Voleva affermarsi, sfondare e diventare qualcuno: e si affermò, sfondò e divenne davvero qualcuno. Lo dicono i fatti e le cifre. Per una quindicina di stagioni fu il difensore classico della Juventus, per lunghi anni fu il portiere della Squadra Nazionale. Vinse cinque Campionati d'Italia: 1926, 1931, 1932, 1933, 1934. Difese in quarantasette incontri i colori italiani in gare internazionali. E finì per diventare Capitano degli Azzurri e vincere un Campionato del mondo. Formò, con Rosetta e Caligaris, uno dei più classici e più temuti terzetti difensivi d'Europa. Costituì collo spagnolo Zamora e col cecoslovacco Planicka il trio dei più decantati portieri del continente, per una diecina d'anni.
Di se stesso, non fece mai economia, nel senso fisico del termine. Audace nelle uscite, e temerario nei tuffi che eseguiva nei piedi degli avversari ed anche dei compagni, si buscò ferite su ferite. Toccato una volta duramente alla tromba d'Eustacchio, dovette rimanere alcune settimane lontano dai campi di giuoco: aveva perso il senso dell'equilibrio, e ci scherzava su, diceva che, diversamente da quei burattini che non cadono mai, lui cadeva non appena messo diritto.
Perché la giovialità ed il tono bonario, pur serio come era nell'esercizio delle sue funzioni, non lo abbandonavano mai.
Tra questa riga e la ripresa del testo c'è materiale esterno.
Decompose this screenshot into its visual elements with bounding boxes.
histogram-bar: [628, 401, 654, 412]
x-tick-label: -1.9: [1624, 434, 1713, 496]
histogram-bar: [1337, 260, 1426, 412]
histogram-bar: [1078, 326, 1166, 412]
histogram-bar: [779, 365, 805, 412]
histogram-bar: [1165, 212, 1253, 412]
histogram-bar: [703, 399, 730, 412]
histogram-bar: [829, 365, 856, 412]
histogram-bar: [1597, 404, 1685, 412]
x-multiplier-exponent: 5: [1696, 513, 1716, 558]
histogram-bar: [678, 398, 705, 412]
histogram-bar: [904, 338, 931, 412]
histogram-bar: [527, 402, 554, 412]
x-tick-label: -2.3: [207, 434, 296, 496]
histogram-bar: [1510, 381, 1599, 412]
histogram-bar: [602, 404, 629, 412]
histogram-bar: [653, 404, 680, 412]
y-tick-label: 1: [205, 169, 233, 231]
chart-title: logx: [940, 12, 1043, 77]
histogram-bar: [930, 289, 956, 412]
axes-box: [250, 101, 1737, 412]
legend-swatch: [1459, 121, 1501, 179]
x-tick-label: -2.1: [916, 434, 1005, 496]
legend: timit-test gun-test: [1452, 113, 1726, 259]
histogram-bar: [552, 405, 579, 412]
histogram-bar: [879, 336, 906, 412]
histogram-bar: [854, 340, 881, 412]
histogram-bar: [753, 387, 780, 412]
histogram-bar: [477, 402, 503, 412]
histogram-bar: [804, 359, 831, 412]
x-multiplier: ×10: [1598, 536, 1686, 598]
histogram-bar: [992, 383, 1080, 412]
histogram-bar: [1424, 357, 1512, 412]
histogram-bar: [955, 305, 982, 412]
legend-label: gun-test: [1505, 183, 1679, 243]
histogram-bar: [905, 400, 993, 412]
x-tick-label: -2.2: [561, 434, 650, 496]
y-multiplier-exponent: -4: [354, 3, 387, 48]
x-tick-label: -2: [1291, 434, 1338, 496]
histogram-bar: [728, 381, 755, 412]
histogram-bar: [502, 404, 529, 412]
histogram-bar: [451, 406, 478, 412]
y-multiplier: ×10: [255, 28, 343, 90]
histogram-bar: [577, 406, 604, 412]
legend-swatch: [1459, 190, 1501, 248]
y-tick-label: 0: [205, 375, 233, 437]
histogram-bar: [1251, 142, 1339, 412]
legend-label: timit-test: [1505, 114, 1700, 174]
Era sano e forte, e prendeva tutto alla buona, anche i rabbuffi. Un giorno, dopo la vittoria per due a zero sulla Germania a Francoforte, venne a chiederci se eravamo contenti. Facendo il viso burbero, rispondemmo che no, che c'eravamo sbagliati, che la partita da vincere era non quella, ma l'altra, la seguente a Budapest. «L'è sempi I'autra», rispose in dialetto. Ed a Budapest si mise d'accordo coi compagni - che erano Monzeglio, Caligaris, Colombari, Ferraris IV, Pitto, Costantino, Baloncieri, Meazza, Magnozzi e Orsi - e saltò fuori quel «5 a 0» che ci diede la Coppa Internazionale. «Anche stavolta si è sbagliato?», ci venne a chiedere alla sera.
Anche col concetto della morte scherzava bonariamente. Sapeva dell'agguato che certo male gli tendeva. Si curava, ma gli piaceva prendere in giro se stesso. «So la sorte che mi attende», diceva sorridendo. Proprio quella sorte che lo ha ghermito l'altro ieri. Diventava serio quando parlava della sua società. Non gli dispiaceva la nomina a Direttore Tecnico della Juventus. Ma voleva farlo pubblicamente gratis: che non lo si confondesse con certi dirigenti pagati del giorno d'oggi, che non si credesse che stava accanto ai Fratelli Agnelli per interesse o per lucro.
Li chiamano «uomini di una volta», questi. Sii fiero di esserlo stato, Piero. Se il mondo si deciderà un giorno a rinsavire, a quel prototipo che tu rappresenti esso dovrà ben ritornare. Noi per intanto teniamo il Tuo ricordo nel cuore. Anche se questo, a metterci troppe cose dentro, si stanca ed uccide. Come ha fatto con Te, che di continuare a vivere proprio meritavi.